Syria is Afghanistan 2.0 and I'm shocked when I see comments like "it was a mistake for America to not get involved in Syria" or "America should have done something." But hey, America, it allies and proxies have been active in Syria from the outset, killing every possibility of a democratic transition.

Jibran, I happened to get talking today with someone here in Geneva who works for an NGO that's responsible for refugees - she's just come back from four years in Jordan. I asked her what her take on this was. She said that her information was that the official UN reports supported the theory that Assad had been responsible for the 2013 chemical weapons attack, but by now nothing would surprise her any more.
Can you post a link to the reports you refer to?

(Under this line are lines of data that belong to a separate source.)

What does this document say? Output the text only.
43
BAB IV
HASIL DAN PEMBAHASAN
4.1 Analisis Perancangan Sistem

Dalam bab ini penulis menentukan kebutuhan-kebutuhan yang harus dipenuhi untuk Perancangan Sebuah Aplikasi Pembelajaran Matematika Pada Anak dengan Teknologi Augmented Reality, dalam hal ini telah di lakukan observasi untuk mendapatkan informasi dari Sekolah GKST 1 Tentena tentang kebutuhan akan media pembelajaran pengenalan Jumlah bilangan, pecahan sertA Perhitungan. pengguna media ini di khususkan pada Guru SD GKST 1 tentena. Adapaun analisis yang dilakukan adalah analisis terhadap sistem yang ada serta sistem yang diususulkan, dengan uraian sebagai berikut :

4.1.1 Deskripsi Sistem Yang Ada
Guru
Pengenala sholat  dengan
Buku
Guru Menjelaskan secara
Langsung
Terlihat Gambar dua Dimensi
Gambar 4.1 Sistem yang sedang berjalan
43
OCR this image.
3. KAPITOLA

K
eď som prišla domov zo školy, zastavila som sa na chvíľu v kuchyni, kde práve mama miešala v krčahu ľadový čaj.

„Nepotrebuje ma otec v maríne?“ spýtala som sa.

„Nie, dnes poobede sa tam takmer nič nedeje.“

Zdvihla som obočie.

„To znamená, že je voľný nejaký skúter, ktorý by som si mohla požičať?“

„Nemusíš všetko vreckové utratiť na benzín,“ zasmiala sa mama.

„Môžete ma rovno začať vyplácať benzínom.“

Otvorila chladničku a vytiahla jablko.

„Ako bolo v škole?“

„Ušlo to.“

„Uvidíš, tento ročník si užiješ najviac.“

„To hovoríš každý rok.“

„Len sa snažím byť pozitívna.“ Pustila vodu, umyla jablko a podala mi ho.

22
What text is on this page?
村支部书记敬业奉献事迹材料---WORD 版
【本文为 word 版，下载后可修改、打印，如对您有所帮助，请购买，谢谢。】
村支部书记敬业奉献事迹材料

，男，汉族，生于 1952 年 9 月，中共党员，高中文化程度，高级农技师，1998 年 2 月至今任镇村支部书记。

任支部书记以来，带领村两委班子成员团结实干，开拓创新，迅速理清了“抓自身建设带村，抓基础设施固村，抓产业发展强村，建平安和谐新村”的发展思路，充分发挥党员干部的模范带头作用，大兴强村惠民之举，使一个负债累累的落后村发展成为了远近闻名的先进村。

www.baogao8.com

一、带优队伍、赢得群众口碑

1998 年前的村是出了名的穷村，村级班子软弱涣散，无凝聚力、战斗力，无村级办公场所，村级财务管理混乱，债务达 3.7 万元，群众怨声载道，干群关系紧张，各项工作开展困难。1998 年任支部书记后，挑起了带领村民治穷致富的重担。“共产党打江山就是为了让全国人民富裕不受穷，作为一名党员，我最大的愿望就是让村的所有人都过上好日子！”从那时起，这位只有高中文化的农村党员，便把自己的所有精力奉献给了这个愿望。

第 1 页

This view is contested on several grounds, including some claims that Assad's forces did hold some positions within 2 kilometers, but perhaps more plausibly, we are not actually certain what rockets were used and whether they could have come from a significantly farther distance. Wiki lists a maximum range of 9.8 kilometers for a 140mm rocket from a BM-14, and the UN claimed to have identified the engine from such a rocket at the site. One also has to consider what an "effective range" is. It largely depends on how precise one needs to be in hitting a target. Hitting a vehicle versus hitting somewhere within a wide district is a very different goal. These rockets are supposedly for "saturation" bombing, not precision, and they may have been entirely off target.
The thing is, of course, discrediting the claim that the rockets could not have come from Assad's forces is very different from demonstrating that they did come from Assad's forces.
The fact that the Syrian army had stockpiles of chemical weapons including Sarin gas, that they had BM-14 rocket systems of Russian manufacture, that a U.N. agency concluded that the perpetrators of the attack likely had access to the Syrian military's Sarin stockpiles, still adds up to circumstantial evidence and not necessarily proof. It is unlikely that proof beyond a reasonable doubt could be arrived at, especially in the middle of a civil war.

'No amount of US missiles is likely to improve Syria. One US phone call could probably end the starvation of Yemen. Telling which ppl prefer.'
https://mobile.twitter.com/undefined/...
And wouldn't some people who supported Trump disagree with this? It goes against his 'America First' thinking.
The use of chemical weapons is an atrocity, of course, and in an ideal world there would be NFZ to prevent further use, establishment of safer areas within Syria for civilian refugees, and eventually the trial of Assad at the end of hostilities. But this went on, without congressional approval, and we have no idea if this is part of a broader strategy of deterrence, or a one-off showing. Policy shifts are one thing, execution is another.